Cleveland’s offseason strategy is beginning to resemble Oakland’s from last winter. The key difference is Oakland’s pitching quality and depth. The Indians are hoping Justin Masterson or Ubaldo Jimenez can lead the way, while some combination of Zach McAllister, Carlos Carrasco, and Corey Kluber shore up the back end. Yes, Trevor Bauer is around, and yes, Cleveland could add a veteran like Shaun Marcum. For now it’s hard to gamble on either scenario. Likewise, you shouldn’t bet on Cleveland winning the division. This Indians bunch should win more games than they did last year (68), however, and fans have to be pleased to see some offseason additions.

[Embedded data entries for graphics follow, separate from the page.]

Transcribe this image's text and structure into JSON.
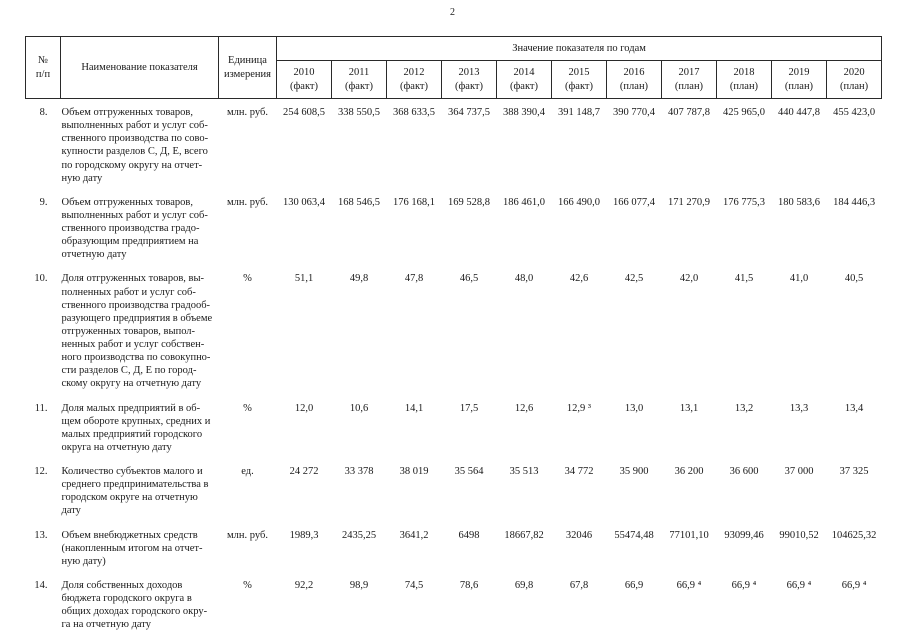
{
  "page": {
    "number": "2"
  },
  "table": {
    "headers": {
      "num": "№\nп/п",
      "name": "Наименование показателя",
      "unit": "Единица\nизмерения",
      "values_group": "Значение показателя по годам",
      "years": [
        {
          "year": "2010",
          "kind": "(факт)"
        },
        {
          "year": "2011",
          "kind": "(факт)"
        },
        {
          "year": "2012",
          "kind": "(факт)"
        },
        {
          "year": "2013",
          "kind": "(факт)"
        },
        {
          "year": "2014",
          "kind": "(факт)"
        },
        {
          "year": "2015",
          "kind": "(факт)"
        },
        {
          "year": "2016",
          "kind": "(план)"
        },
        {
          "year": "2017",
          "kind": "(план)"
        },
        {
          "year": "2018",
          "kind": "(план)"
        },
        {
          "year": "2019",
          "kind": "(план)"
        },
        {
          "year": "2020",
          "kind": "(план)"
        }
      ]
    },
    "rows": [
      {
        "num": "8.",
        "name": "Объем отгруженных товаров,\nвыполненных работ и услуг соб-\nственного производства по сово-\nкупности разделов С, Д, Е, всего\nпо городскому округу на отчет-\nную дату",
        "unit": "млн. руб.",
        "values": [
          "254 608,5",
          "338 550,5",
          "368 633,5",
          "364 737,5",
          "388 390,4",
          "391 148,7",
          "390 770,4",
          "407 787,8",
          "425 965,0",
          "440 447,8",
          "455 423,0"
        ]
      },
      {
        "num": "9.",
        "name": "Объем отгруженных товаров,\nвыполненных работ и услуг соб-\nственного производства градо-\nобразующим предприятием на\nотчетную дату",
        "unit": "млн. руб.",
        "values": [
          "130 063,4",
          "168 546,5",
          "176 168,1",
          "169 528,8",
          "186 461,0",
          "166 490,0",
          "166 077,4",
          "171 270,9",
          "176 775,3",
          "180 583,6",
          "184 446,3"
        ]
      },
      {
        "num": "10.",
        "name": "Доля отгруженных товаров, вы-\nполненных работ и услуг соб-\nственного производства градооб-\nразующего предприятия в объеме\nотгруженных товаров, выпол-\nненных работ и услуг собствен-\nного производства по совокупно-\nсти разделов С, Д, Е по город-\nскому округу на отчетную дату",
        "unit": "%",
        "values": [
          "51,1",
          "49,8",
          "47,8",
          "46,5",
          "48,0",
          "42,6",
          "42,5",
          "42,0",
          "41,5",
          "41,0",
          "40,5"
        ]
      },
      {
        "num": "11.",
        "name": "Доля малых предприятий в об-\nщем обороте крупных, средних и\nмалых предприятий городского\nокруга на отчетную дату",
        "unit": "%",
        "values": [
          "12,0",
          "10,6",
          "14,1",
          "17,5",
          "12,6",
          "12,9 ³",
          "13,0",
          "13,1",
          "13,2",
          "13,3",
          "13,4"
        ]
      },
      {
        "num": "12.",
        "name": "Количество субъектов малого и\nсреднего предпринимательства в\nгородском округе на отчетную\nдату",
        "unit": "ед.",
        "values": [
          "24 272",
          "33 378",
          "38 019",
          "35 564",
          "35 513",
          "34 772",
          "35 900",
          "36 200",
          "36 600",
          "37 000",
          "37 325"
        ]
      },
      {
        "num": "13.",
        "name": "Объем внебюджетных средств\n(накопленным итогом на отчет-\nную дату)",
        "unit": "млн. руб.",
        "values": [
          "1989,3",
          "2435,25",
          "3641,2",
          "6498",
          "18667,82",
          "32046",
          "55474,48",
          "77101,10",
          "93099,46",
          "99010,52",
          "104625,32"
        ]
      },
      {
        "num": "14.",
        "name": "Доля собственных доходов\nбюджета городского округа в\nобщих доходах городского окру-\nга на отчетную дату",
        "unit": "%",
        "values": [
          "92,2",
          "98,9",
          "74,5",
          "78,6",
          "69,8",
          "67,8",
          "66,9",
          "66,9 ⁴",
          "66,9 ⁴",
          "66,9 ⁴",
          "66,9 ⁴"
        ]
      }
    ]
  }
}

The downside for Cleveland—a team whose top prospects are near the bottom of the ladder—is that they may have to do this again next winter and the winter after that. Will it ever be enough to make it to the postseason? It’s tough to say, but their chances are better now than they were a week ago.
As for the other moves: Gomes started 17 games for Cleveland in 2012, pushing his career total to 38 big-league starts. His low-90s sinker gets groundballs, but the overall package gives him an upside of a fifth starter. An organization in need of cheap arms could give him a look. Meanwhile, Canzler is the quintessential Quad-A slugger: good human being with good Triple-A numbers but skills with bad big-league translatability. Scouts question Canzler’s bat speed and his approach at the plate. The bat needs to work for Canzler to latch onto a roster spot since he does not have the athleticism or defensive ability to make up for lackluster offense.
Signed RHP Jason Frasor to a one-year deal worth $1.5 million. [1/3]
The Rangers bullpen will look different come opening day. Jon Daniels signed Joakim Soria earlier in the winter and now adds Frasor, all in an attempt to heal the exit wounds left by Koji Uehara and Mike Adams (and perhaps Mark Lowe). Frasor, formerly of the Blue Jays, throws three pitches (a low-to-mid-90s fastball, slider, and splitter) but is best suited in middle relief because of his wide platoon splits. The difference between Frasor’s multi-year TAv against righties (.234) and lefties (.308) in player form in 2012 is the difference between Allen Craig and Cliff Pennington. Ron Washington is going to have to micromanage Frasor’s usage to get the best out of him; if that happens, Frasor should be a nice enough get on a one-year deal worth pennies.